Better late than never. After much dithering and deferring, India has got down to housekeeping in the area of labour laws. While the maze of labour laws has not prevented India from industrialising or attracting foreign investment, it has made entrepreneurs’ and investors’ life unnecessarily difficult. Consider this, of the 1,536 Acts that govern all economic activity in the country, about one-third pertain only to labour, while about half of all compliances relate to labour. This, in a country where organised labour constitutes less than one-tenth of the total workforce.
The impractical laws, 463 of them across Centre and states, involving 32,542 compliances and 3,048 filings in a year, have been observed more in abeyance than in practice, and rent-seeking and penalties have been treated as the cost of doing business. Now, as the central government has begun tidying the house, it should become easier and cheaper to do business in India and make it more competitive.
However, labour laws are only one of the pieces on the business chessboard. While India’s ranking on the Ease of Doing Business has improved in recent years, it has not created a flood of private or foreign investment. The simplification of central labour laws would certainly be an improvement, but the key is the clarity and practicality of reforms.
The consolidation of labour laws in neat bundles of codes is good. The 44 central Acts that had 1,458 sections, requiring 937 compliances and 135 filings in a year, have been subsumed into four codes with just 480 sections. Changes in the definition of key terms and classifications are particularly welcome, especially related to size-linked applicability of codes. The Social Security Code that has subsumed nine Acts will now allow firms to maintain only 1-2 registers as compared to 20 earlier. Still, they contain much of the old provisions and their micromanagement approach needs to be dealt with. Also, a quarter of the central labour laws remain outside the four new codes. Most significantly, only a tenth of the labour laws are those of the central government. Therefore, to usher in the ‘real labour reforms’, laws have to change at the state level.
A minimum alignment between central and state regulations is necessary to make companies comfortable to do business in multiple states. The existing chaos is a result of too many governments making laws on ad hoc basis for too long. The patchwork of laws has produced a minefield of regulations, which can neither be complied with nor implemented. Worse, the confusing laws consume a lot of management bandwidth, which is an even bigger cost. However, some positive signs are already visible; for example, fixed-term employment has already been allowed by 12-13 states, and the 300-threshold is already applicable in 16 states. One must not construe it as being unfair to workers, as they are entitled to receive all statutory dues that permanent workers in the same unit get.
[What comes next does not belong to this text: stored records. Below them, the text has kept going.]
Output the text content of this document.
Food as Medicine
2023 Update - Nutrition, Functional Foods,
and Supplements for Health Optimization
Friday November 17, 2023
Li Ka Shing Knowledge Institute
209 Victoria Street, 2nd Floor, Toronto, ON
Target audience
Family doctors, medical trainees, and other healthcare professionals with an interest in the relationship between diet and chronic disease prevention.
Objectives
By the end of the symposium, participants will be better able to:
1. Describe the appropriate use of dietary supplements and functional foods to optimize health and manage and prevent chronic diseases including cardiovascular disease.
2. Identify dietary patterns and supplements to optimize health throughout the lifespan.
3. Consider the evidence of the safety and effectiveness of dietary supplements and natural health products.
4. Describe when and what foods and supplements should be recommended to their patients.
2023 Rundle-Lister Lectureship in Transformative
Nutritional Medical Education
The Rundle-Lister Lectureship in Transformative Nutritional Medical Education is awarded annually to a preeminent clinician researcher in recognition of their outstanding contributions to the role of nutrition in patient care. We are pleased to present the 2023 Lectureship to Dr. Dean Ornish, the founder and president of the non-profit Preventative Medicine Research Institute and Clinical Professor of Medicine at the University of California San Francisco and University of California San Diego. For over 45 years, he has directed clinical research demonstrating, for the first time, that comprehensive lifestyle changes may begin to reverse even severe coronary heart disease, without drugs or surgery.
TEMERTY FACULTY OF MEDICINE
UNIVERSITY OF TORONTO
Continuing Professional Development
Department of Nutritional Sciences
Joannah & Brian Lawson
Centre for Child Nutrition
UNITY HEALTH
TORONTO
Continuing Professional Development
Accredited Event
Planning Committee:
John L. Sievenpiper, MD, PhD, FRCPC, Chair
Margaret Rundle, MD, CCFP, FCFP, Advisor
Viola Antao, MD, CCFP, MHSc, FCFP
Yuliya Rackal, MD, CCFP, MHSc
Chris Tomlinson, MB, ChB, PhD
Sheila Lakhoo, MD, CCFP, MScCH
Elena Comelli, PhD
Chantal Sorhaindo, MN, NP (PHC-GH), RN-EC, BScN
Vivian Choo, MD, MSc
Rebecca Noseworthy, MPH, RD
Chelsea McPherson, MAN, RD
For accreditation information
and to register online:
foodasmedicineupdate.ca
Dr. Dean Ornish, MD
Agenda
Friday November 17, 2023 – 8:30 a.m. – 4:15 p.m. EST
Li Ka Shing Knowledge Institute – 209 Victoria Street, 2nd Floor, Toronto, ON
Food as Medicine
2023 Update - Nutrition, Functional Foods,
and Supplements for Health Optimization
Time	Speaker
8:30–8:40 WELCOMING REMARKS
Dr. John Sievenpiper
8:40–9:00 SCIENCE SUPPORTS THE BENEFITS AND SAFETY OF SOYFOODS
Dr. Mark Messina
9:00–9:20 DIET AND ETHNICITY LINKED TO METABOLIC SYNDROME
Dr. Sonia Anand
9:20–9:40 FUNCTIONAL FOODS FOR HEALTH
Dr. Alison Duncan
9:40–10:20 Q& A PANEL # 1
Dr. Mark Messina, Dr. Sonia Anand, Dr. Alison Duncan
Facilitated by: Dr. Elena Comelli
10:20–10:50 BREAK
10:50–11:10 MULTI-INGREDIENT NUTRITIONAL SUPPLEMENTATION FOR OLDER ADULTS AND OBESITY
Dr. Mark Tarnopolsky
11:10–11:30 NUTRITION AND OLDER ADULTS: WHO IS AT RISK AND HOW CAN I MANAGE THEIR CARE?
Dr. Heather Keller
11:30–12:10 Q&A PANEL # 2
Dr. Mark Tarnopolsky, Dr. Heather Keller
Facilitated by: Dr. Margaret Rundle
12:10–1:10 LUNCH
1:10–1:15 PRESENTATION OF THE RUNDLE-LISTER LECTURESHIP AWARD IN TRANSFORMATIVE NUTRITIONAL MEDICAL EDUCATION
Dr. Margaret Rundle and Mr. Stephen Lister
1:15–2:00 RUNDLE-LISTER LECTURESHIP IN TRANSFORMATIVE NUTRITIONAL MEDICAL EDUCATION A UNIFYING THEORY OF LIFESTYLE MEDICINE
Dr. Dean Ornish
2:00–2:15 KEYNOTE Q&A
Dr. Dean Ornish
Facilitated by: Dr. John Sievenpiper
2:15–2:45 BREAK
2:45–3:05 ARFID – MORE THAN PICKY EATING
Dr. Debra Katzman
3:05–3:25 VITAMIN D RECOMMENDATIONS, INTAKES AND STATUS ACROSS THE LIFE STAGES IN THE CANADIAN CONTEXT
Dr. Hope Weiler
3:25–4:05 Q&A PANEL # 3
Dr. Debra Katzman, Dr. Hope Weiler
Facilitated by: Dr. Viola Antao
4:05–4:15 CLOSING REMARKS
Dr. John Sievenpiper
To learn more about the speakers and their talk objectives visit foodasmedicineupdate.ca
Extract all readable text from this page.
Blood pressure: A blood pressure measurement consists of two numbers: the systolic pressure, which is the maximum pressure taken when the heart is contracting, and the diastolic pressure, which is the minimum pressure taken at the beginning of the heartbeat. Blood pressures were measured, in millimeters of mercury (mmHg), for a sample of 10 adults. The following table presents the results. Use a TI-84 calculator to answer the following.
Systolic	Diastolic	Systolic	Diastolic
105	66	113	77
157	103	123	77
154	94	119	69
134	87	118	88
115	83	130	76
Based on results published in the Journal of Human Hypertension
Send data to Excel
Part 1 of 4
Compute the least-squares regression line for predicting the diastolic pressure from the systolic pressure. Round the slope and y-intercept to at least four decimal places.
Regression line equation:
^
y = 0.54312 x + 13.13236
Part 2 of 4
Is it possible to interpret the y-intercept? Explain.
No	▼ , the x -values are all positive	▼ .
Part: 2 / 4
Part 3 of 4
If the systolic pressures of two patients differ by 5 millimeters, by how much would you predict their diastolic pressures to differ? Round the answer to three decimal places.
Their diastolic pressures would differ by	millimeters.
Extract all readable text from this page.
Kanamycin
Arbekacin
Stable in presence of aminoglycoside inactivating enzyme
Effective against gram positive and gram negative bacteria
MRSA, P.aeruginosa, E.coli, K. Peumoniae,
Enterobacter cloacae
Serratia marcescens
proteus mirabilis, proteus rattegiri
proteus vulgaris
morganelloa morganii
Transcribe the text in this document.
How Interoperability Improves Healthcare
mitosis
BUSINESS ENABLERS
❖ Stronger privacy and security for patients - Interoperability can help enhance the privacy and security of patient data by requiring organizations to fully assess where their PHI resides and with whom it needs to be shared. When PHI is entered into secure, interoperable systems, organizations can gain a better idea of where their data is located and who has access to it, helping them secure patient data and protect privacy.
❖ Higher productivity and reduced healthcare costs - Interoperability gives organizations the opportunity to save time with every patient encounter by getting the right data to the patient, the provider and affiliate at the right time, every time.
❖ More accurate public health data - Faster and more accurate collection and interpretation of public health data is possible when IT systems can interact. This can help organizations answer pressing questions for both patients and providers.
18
Although enterprises always find ways around any kind of unreasonable laws, and even governments tend to not enforce such laws too diligently, the economy still pays a price. Foreign companies tend to seek protection from the local law rather than protection by it. Most enterprises in India, unable to bear the cost of compliance, prefer to remain informal. This informality perpetuates low productivity, wages and incomes in the economy.
Any easing of labour laws to ease the compliance burden is a positive move. Hopefully, these reforms could start a chain-reaction in the economy. With ease of compliance would come increased formality, which will lead to proliferation of larger enterprises and more organised jobs, which, in turn, will ensure that more firms and workers pay taxes, increasing government revenues. Less than half of India’s GDP comes from revenues of large companies, vis-à-vis 70% in most of our peer economies. According to McKinsey, India needs to triple the number of large firms than it has now. This is because not only are they found to be 11 times more productive, but employ one-fifth of the people in the direct formal workforce.
However, labour law reforms must achieve a balance between the interests of employers and workers. If either party feels short-changed, the reforms will remain on paper and people will simply game the new system, just as they did before. Some states have swung from too much protection for the labour to too little, which can prove counterproductive. Workers would arbitrage laws of different states to find better deals and local enterprises will end up paying perhaps even higher cost to attract and keep skilled labour.
It is unrealistic to expect harmonisation of labour laws across India as states compete on regulation and are unlikely to give up that choice easily. But states need to work on those issues they lack, so that they do not lose out on the investments on offer. This must also be accompanied by a complete change in attitude of authorities who need to abide by the spirit of the law as against the current practice of conforming to the letter of the law. Businesses, on their part, need to be more responsible and forthcoming to ensure greater compliance. The new law, once implemented, would need industries to file just one compliance return for all four codes. One would expect a positive scenario to emerge, similar to the one seen in direct tax compliance.
The key challenge for labour laws is to achieve a functional and efficient labour market that would promote more formal employment and productivity. It cannot be a free market because of the asymmetry of power between capital and labour. Therefore, to achieve ease and low cost of doing business, it would be necessary to provide reasonable income and survival security for workers. The new labour reforms assure of such protection, which increases the chances of implementation.
By initiating labour reforms, the government has taken an important step, which is expected to make Indian economy more productive and competitive.